Au côté de Rémy le rat qui se rêve en chef multi-étoilé, la gastronomie est l'autre héroïne de Ratatouille, le dernier film d'animation de Pixar créé grâce à des heures d'observation dans les cuisines de grands restaurants parisiens et à l'aide de grands chefs.

«Au début, ce qui pouvait me déranger, c'était l'idée d'un rat dans une cuisine!», dit le chef Guy Savoy, joint par téléphone à Paris. Mais ce rat au palais exceptionnel «essaie aussi de convaincre sa famille qu'il ne faut plus manger dans les poubelles et que l'alimentation c'est fondamental, alors...»

Alors le cuisinier a ouvert ses portes à l'équipe: «Ce qui les a séduits c'est la cadence en cuisine. D'ailleurs, c'est ce qui frappe dans le film, le rythme!»

«Ils étaient très intéressés par le "coup de feu"», relève André Terrail, propriétaire de la Tour d'Argent. «Ce moment où les commandes partent: un turbot pour madame, un canard pour monsieur, etc».

Avec un duo de gourmets comme réalisateur et producteur, le film, sorti vendredi en Amérique, recrée au plus près le restaurant traditionnel d'un Paris magique et un peu suranné, avec de hauts murs tendus de velours, un patron mythique, une cuisine fiévreuse.

Outre la Tour d'Argent - M. Terrail a reconnu son plateau de fromages et même son maître d'hôtel - le Train bleu de la gare de Lyon a inspiré le décor.

L'ambiance dans la cuisine du film est des plus «pro». Rémy le rat connaît chaque métier: «Chef, sous-chef, chef de partie, saucier...» «Nettoie toujours ton plan de travail», dit Colette la cuisinière, qui enseigne aussi l'art de reconnaître un bon pain: «Ecoute, c'est une symphonie de craquements!»

L'idée est de faire saliver le spectateur.
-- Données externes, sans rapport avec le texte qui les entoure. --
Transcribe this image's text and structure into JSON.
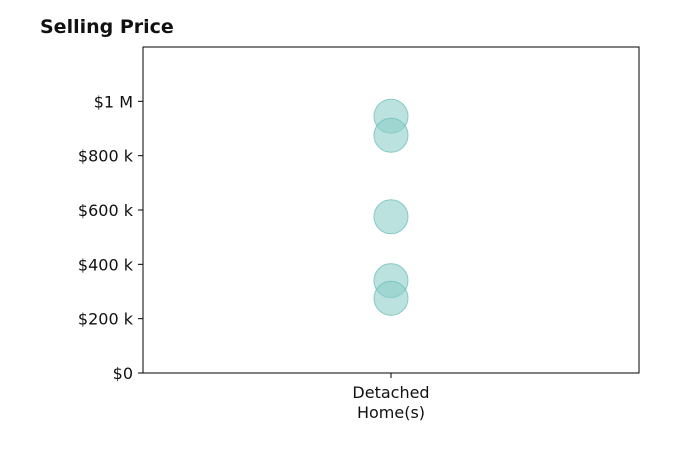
{
  "chart_data": {
    "type": "scatter",
    "title": "Selling Price",
    "xlabel": "",
    "ylabel": "",
    "categories": [
      "Detached\nHome(s)"
    ],
    "series": [
      {
        "category": "Detached\nHome(s)",
        "values": [
          945000,
          875000,
          575000,
          340000,
          275000
        ]
      }
    ],
    "ylim": [
      0,
      1200000
    ],
    "yticks": [
      0,
      200000,
      400000,
      600000,
      800000,
      1000000
    ],
    "ytick_labels": [
      "$0",
      "$200 k",
      "$400 k",
      "$600 k",
      "$800 k",
      "$1 M"
    ],
    "grid": false,
    "legend": "none",
    "colors": {
      "marker_fill": "#8ecfca",
      "marker_stroke": "#6fc0b9",
      "axis": "#000000"
    }
  }
}
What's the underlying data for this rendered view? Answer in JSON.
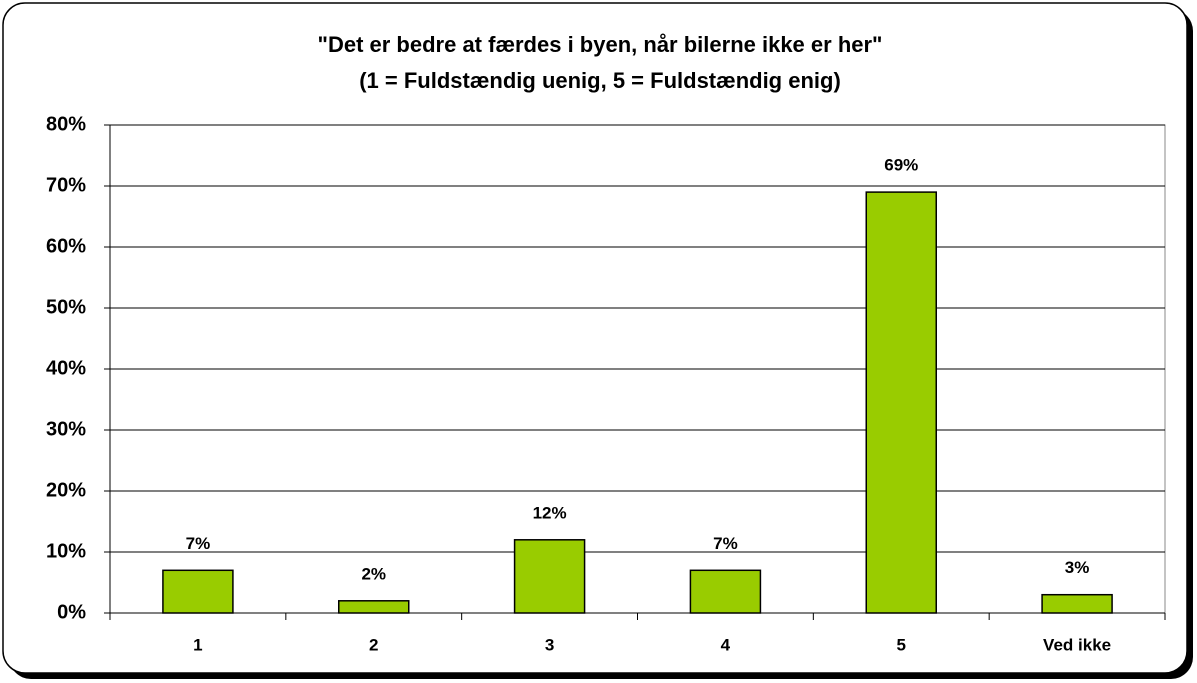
{
  "chart_data": {
    "type": "bar",
    "title": "\"Det er bedre at færdes i byen, når bilerne ikke er her\"",
    "subtitle": "(1 = Fuldstændig uenig, 5 = Fuldstændig enig)",
    "categories": [
      "1",
      "2",
      "3",
      "4",
      "5",
      "Ved ikke"
    ],
    "values": [
      7,
      2,
      12,
      7,
      69,
      3
    ],
    "value_labels": [
      "7%",
      "2%",
      "12%",
      "7%",
      "69%",
      "3%"
    ],
    "color": "#99cc00",
    "ylim": [
      0,
      80
    ],
    "yticks": [
      {
        "value": 0,
        "label": "0%"
      },
      {
        "value": 10,
        "label": "10%"
      },
      {
        "value": 20,
        "label": "20%"
      },
      {
        "value": 30,
        "label": "30%"
      },
      {
        "value": 40,
        "label": "40%"
      },
      {
        "value": 50,
        "label": "50%"
      },
      {
        "value": 60,
        "label": "60%"
      },
      {
        "value": 70,
        "label": "70%"
      },
      {
        "value": 80,
        "label": "80%"
      }
    ],
    "grid": true
  }
}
Le décorateur, ancien cuisinier, a concocté réellement tous les plats du film, pour aider les animateurs à rendre la réalité: ris de veau, bouchées, poêlée de légumes... Une part de l'équipe s'est retrouvée en cours de cuisine, tandis que l'autre prenait ses quartiers chez Thomas Keller, star des chefs américains, en Californie.

«Le plus drôle fut de créer la ratatouille qui dans le film devient le plat de résistance, et de la voir récréée en animation», explique à l'AFP M. Keller, qui prête aussi sa voix à un client (comme Guy Savoy et le chef catalan Ferran Adria dans les versions française et espagnole).

Au-delà des fourneaux, Ratatouille évoque également la puissance des critiques, l'implacable course aux étoiles, la tentation de prêter son nom à des surgelés...

Le choix de ce thème est sans doute un défi pour Pixar, même s'il reflète aussi un engouement croissant pour la gastronomie aux États-Unis, où les grands chefs deviennent des célébrités et Las Vegas une destination culinaire.

Le sujet n'est pas forcément facile à résumer aux États-Unis, admettent les créateurs. Et Ratatouille n'est pas un titre évident, dit Brad Lewis, le producteur (il est d'ailleurs transcrit en phonétique sur l'affiche: «rat-a-too-ee»).

Mais «nous acceptons volontiers de provoquer un peu le public», dit-il à l'AFP. «Ce que je sais, c'est que les gens qui reviennent de France en général disent "j'adore la nourriture, j'adore les Français". Nous voulons faire de même avec le film et dire "venez le voir, vous rencontrerez des Français, vous verrez de la grande cuisine, et vous rirez"».

Pour les restaurateurs, le film est une belle promotion pour la gastronomie.

«Il montre que la haute gastronomie, ce n'est pas si inquiétant, prétentieux ou compliqué», dit André Terrail. «Le fait qu'une production américaine à très gros budget met tant l'accent sur Paris, la France, la gastronomie, est une chance», ajoute Guy Savoy.